( photo Courtesy ) James Mason and Sue Lyon in Lolita Photograph: Allstar/MGM
If you’ve been on social media the past month, you are bound to have come across the Britney Spears documentary ‘Framing Britney Spears’. This new addition to the Netflix catalogue has attracted many formal apologies - from bloggers such as Perez Hilton, ex-boyfriend Justin Timberlake, to magazine giant Glamour. Apart from voicing their guilt, many have opened up to share similar experiences such as the media scrutiny over a pregnant Kim Kardashian, young Matilda-star Mara Wilson, and Oscar-winning actress Natalie Portman.

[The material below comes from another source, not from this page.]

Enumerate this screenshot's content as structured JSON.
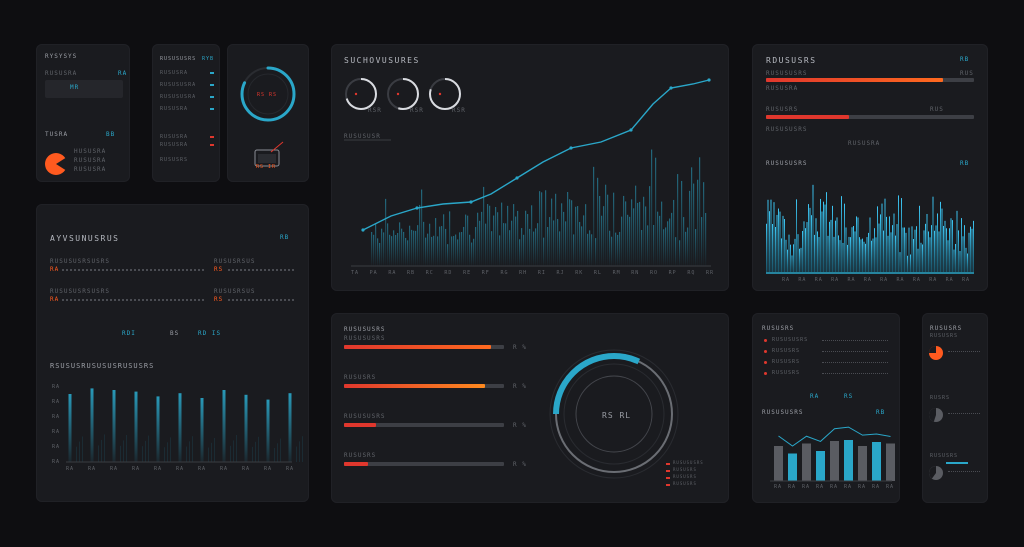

Britney Spears is an incredibly successful musician who has built a loyal fan-base following numerous hits over the past 2 decades. As a fresh-faced, innocent yet lively 17 year old when she starred in her first music video, the criticism she drew was enormous. Many thought her schoolgirl outfit was suggestive and attention-seeking. In subsequent interviews, Britneys sex-life tended to be the main focus, specifically centred around her virginity. There have also been numerous reports about how she was forced to sing in a higher-pitched, baby voice to set her apart from other upcoming artists such as Christina Aguilera, leading many to conclude that Britneys whole career has been a selling point for her label rather than a platform for her to truly be herself.
The intense media attention snowballed into Britneys infamous breakdown in 2007. From 2008 onwards, her father was granted many rights over Britneys life due to concerns regarding her mental and emotional stability. Unfortunately, her father took advantage of this situation and imposed numerous restrictions on the recovering singer, rendering her completely unable to control her own life and choices. This once again sparked an outcry on social media, and the hashtag #freebritney began trending on Twitter.
The release of this documentary resurfaced the whole controversy over why young stars, specifically female actors or singers are subjected to such an intense, invasive and sexualising scrutiny from the media. One explanation is the Lolita complex, where older men are paired with younger, often underage women, a concept that was glamourised specifically in the movie Lolita. The secularisation of these young women, who were paired on-screen with much older men was the central theme in many movies. This predatory or pedophilloic representation has almost had the role of granting permission for this to extend beyond the confines of a movie script, seeping into interviews, articles, and the overall media portrayal of these young actors. Mara Wilson, who is most notably known for playing the genius book-form in Roald Dahls Matilda, has voiced her story on how interviews seemed to pay too much attention to her dating life, even when she was as young as 6!
In the end, it’s an utter shame that it was Britneys documentary that prompted such a realisation over how she, and many other females celebrities were
mistreated by the media and public. In the era of #MeToo, it does make the backlash louder and more demanding, yet this deep-rooted mentality of sexualising female stars, specifically, and the general nosiness of the paparazzi into personal affairs of the famous, is seriously out-dated and plain pathetic.